Enfin, je ne connais aucun système qui s'accorde avec l'évangile, sinon la vie monastique, qui n'est pas un système. Mais l'évangile n'est pas neutre, loin de là. "Rendez à César ce qui est à César, et à Dieu ce qui est à Dieu". Cela veut dire qu'il ne faut pas absolutiser la politique. L'action politique du chrétien, c'est de se battre contre l'injustice, d'où qu'elle vienne. Cela suffit, je trouve.
Détrompez-vous, je ne suis pas du tout un partisan du libéralisme, comme je vous l'ai déjà dit. C'est même tout l'inverse. Non seulement je ne crois pas que le bilan du libéralisme soit positif, mais - c'est ma théorie personnelle - je pense qu'il va finir par s'effondrer et déboucher sur le retour et le triomphe du communisme. Je sais que cette idée peut paraître bizarre aujourd'hui, mais je la crois sérieusement fondée. Tout le débat entre les communisme et libéralisme tourne autour du rôle de l'État. Mais les deux tendent au même but : faire progresser l'homme. Un penseur qui résume à lui seul toute cette ambiguïté entre moins de liberté et plus de liberté, entre État et individu : Rousseau, qui balance très exactement entre les deux solutions. Mais le libéralisme a échoué : vous le voyez comme moi, toutes les libertés régressent. La liberté de la presse a fait place à la pensée unique, contrôlée par des puissances d'argent, la liberté des individus ne cesse de reculer, la liberté d'opinion tourne à la farce, la démocratie semble en sursis, bref, le résultat du libéralisme est le triomphe des riches. Et la seule liberté que l'on constate est celle du loup dans la bergerie. Le corollaire de la liberté était censé être l'égalité. On raconte à la brebis qu'elle n'a pas à se plaindre du loup (et on la culpabilise au passage), car elle est l'égale du loup, et on lui demande un petit effort de fraternité. Le libéralisme tourne à la supercherie cynique. Tôt ou tard, les peuples se tourneront vers la solution alternative qui est le communisme. Or, on voit les idées marxistes progresser aux États-Unis ! Bernie Sanders a bien failli être investi contre Hillary Clinton aux dernières présidentielles. Et ce n'est pas terminé. Ce mouvement continue de progresser dans les primaires démocrates actuelles. Je pense que ce retour de balancier est inéluctable. Si les États-Unis deviennent une nation socialiste, je pense que la suite des évènements risque d'être très surprenante.
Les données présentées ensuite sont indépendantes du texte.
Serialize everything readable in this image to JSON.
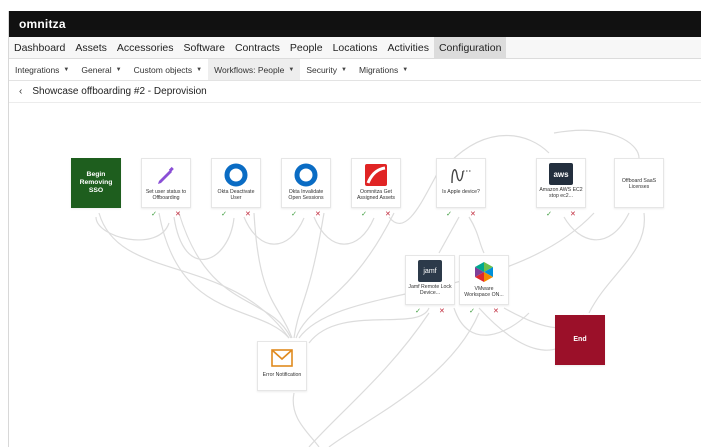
{
  "app": {
    "logo": "omnitza"
  },
  "main_nav": [
    {
      "label": "Dashboard"
    },
    {
      "label": "Assets"
    },
    {
      "label": "Accessories"
    },
    {
      "label": "Software"
    },
    {
      "label": "Contracts"
    },
    {
      "label": "People"
    },
    {
      "label": "Locations"
    },
    {
      "label": "Activities"
    },
    {
      "label": "Configuration",
      "active": true
    }
  ],
  "sub_nav": [
    {
      "label": "Integrations"
    },
    {
      "label": "General"
    },
    {
      "label": "Custom objects"
    },
    {
      "label": "Workflows: People",
      "active": true
    },
    {
      "label": "Security"
    },
    {
      "label": "Migrations"
    }
  ],
  "page": {
    "back_icon": "chevron-left-icon",
    "title": "Showcase offboarding #2 - Deprovision"
  },
  "marks": {
    "ok": "✓",
    "no": "✕"
  },
  "nodes": {
    "begin": {
      "label": "Begin Removing SSO",
      "color": "#1e5e1e"
    },
    "set_user": {
      "label": "Set user status to Offboarding",
      "icon": "pencil-icon"
    },
    "okta_deactivate": {
      "label": "Okta Deactivate User",
      "icon": "okta-icon"
    },
    "okta_invalidate": {
      "label": "Okta Invalidate Open Sessions",
      "icon": "okta-icon"
    },
    "oomnitza_get": {
      "label": "Oomnitza Get Assigned Assets",
      "icon": "oomnitza-icon"
    },
    "is_apple": {
      "label": "Is Apple device?",
      "icon": "branch-condition-icon"
    },
    "aws": {
      "label": "Amazon AWS EC2 stop ec2...",
      "icon": "aws-icon",
      "icon_text": "aws"
    },
    "offboard_saas": {
      "label": "Offboard SaaS Licenses"
    },
    "jamf": {
      "label": "Jamf Remote Lock Device...",
      "icon": "jamf-icon",
      "icon_text": "jamf"
    },
    "vmware": {
      "label": "VMware Workspace ON...",
      "icon": "vmware-icon"
    },
    "end": {
      "label": "End",
      "color": "#9b1029"
    },
    "error": {
      "label": "Error Notification",
      "icon": "envelope-icon"
    }
  }
}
Le libéralisme devait échouer à cause d'une contradiction fondamentale : toute liberté humaine demande à être régulée pour ne pas entraver la liberté du prochain, et dans l'intérêt général, l'individu ne peut être au-dessus de la communauté.
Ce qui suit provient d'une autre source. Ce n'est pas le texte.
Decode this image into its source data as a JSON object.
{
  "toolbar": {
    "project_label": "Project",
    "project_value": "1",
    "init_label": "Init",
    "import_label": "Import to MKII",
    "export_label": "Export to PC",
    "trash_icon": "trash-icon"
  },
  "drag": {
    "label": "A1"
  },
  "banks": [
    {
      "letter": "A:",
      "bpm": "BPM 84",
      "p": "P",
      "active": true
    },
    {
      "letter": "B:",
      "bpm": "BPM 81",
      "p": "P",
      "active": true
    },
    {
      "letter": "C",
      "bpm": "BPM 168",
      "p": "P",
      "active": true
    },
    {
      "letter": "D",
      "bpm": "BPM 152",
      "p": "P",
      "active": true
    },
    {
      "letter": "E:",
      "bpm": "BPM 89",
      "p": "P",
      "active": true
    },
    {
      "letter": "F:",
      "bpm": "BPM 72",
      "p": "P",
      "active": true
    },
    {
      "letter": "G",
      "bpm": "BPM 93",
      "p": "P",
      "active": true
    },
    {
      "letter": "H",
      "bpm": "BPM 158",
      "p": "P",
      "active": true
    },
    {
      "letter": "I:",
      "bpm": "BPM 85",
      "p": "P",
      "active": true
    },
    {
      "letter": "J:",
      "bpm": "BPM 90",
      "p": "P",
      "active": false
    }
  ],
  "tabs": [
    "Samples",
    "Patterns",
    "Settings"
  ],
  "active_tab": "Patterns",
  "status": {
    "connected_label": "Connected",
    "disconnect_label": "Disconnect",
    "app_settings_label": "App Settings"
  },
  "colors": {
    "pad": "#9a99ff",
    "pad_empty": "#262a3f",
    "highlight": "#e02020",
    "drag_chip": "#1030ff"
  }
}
Voilà pour ce que je pense du libéralisme. Mais ce n'est pas le sujet, en fait. En disant cela, je ne me prononce pas sur l'incompatibilité fondamentale qui existerait avec le christianisme. Parce que je ne les place pas sur le même plan. Le Christ dit : mon royaume n'est pas de ce monde. Rendez à César ce qui est à César, ça veut bien dire que peu importe les régimes qui se succèdent sur terre, le royaume du Christ n'a pas vocation à être établi dans le gouvernement humain. Le Christ n'est pas venu établir une théocratie. Il n'y a pas de gouvernement proprement chrétien qui aurait pour principale préoccupation le bien des peuples ou des individus. Je ne crois pas que l'ancien régime se souciait plus du bien-être des personnes que le libéralisme.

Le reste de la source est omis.